March 17, 2011 | The Miami Herald | Original Article

Share of Latinos in Fla. up by 60 percent

The share of Hispanics living in Florida grew by almost 60 percent over the past decade as the percentage of white residents declined slightly and the proportion of blacks and Asians inched up, according to data released Thursday by the U.S. Census.

Hispanics now make up 22.5 percent of Florida's 18.8 million residents, up from 16.7 percent of Floridians in 2000, when the state only had 15.9 million residents, the Census data showed.

"Were it not for the Hispanics, whether it has to do with fertility, immigration, in-migration from other states, or some combination of all three, Florida would be in much worse shape demographically, " said William Frey, a demographer with the Brooking Institution Metropolitan Policy Program in Washington. "Florida has traditionally been a haven for everybody, especially white northeasterners and Midwesterners."

That isn't so much the case now as it has been in the past. The share of whites moving to Florida last decade was smaller than it was in the previous decade, Frey said.

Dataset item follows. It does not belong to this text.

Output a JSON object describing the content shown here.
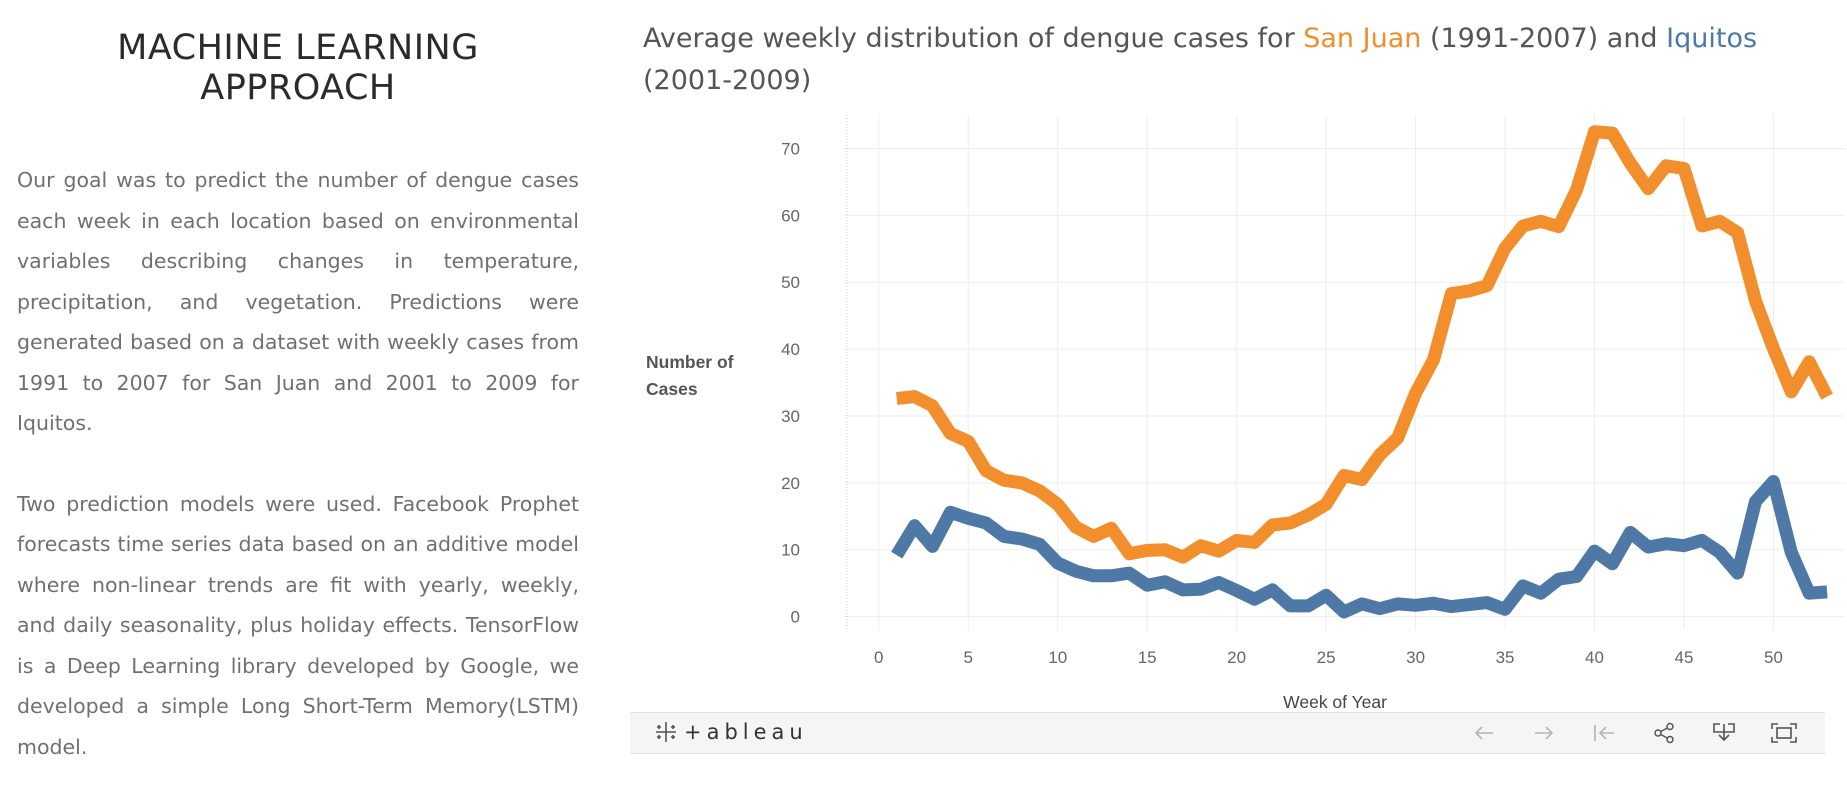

Non-Hispanic whites now make up 57.8 percent of Florida's population in 2010, down from 66 percent of the population in 2000. Their numbers grew by just under a half -million residents to 10.8 million people, the Census showed.

The non-Hispanic black population grew by more than 586,000 residents, so that they now make up 15.2 percent of the population, up from 14.1 percent of the population in 2000.

Asians now make up 2.4 percent of Florida's residents, or more than 454,000 people, up from 1.6 percent in 2000.

Florida's overall population increased by 2.8 million from 2000 to 2010. The decade was powered by rapid growth in the first half but it ended with tepid migration to the state, a result of a housing bust and the recession. The growth, however, was in the same ballpark as the 3 million to 3.2 million person increase seen in the previous three decades, said Stan Smith, an economics professor at the University of Florida.

"That might be surprising to people," Smith said. "Because of the tremendous slowdown of the last couple of years, that causes them to forget the very high growth that we saw in the early and middle part of the decade. When you add that together, you get a decade that really isn't too much different in terms of population growth."

The counties with the greatest growth over the decade were Flagler and Sumter counties in north and central Florida. Sumter County's growth was powered by The Villages retirement community and the growth of Palm Coast powered Flagler County's growth, Smith said.

Monroe County, home to the Florida Keys, and Pinellas County, home to St. Petersburg, were the only Florida counties that experienced small declines. The lack of available land for development and the high cost of housing likely drove the drop in Monroe County's population, while an aging population whose births failed to replace its deaths likely contributed to the decline in Pinellas County, Smith said.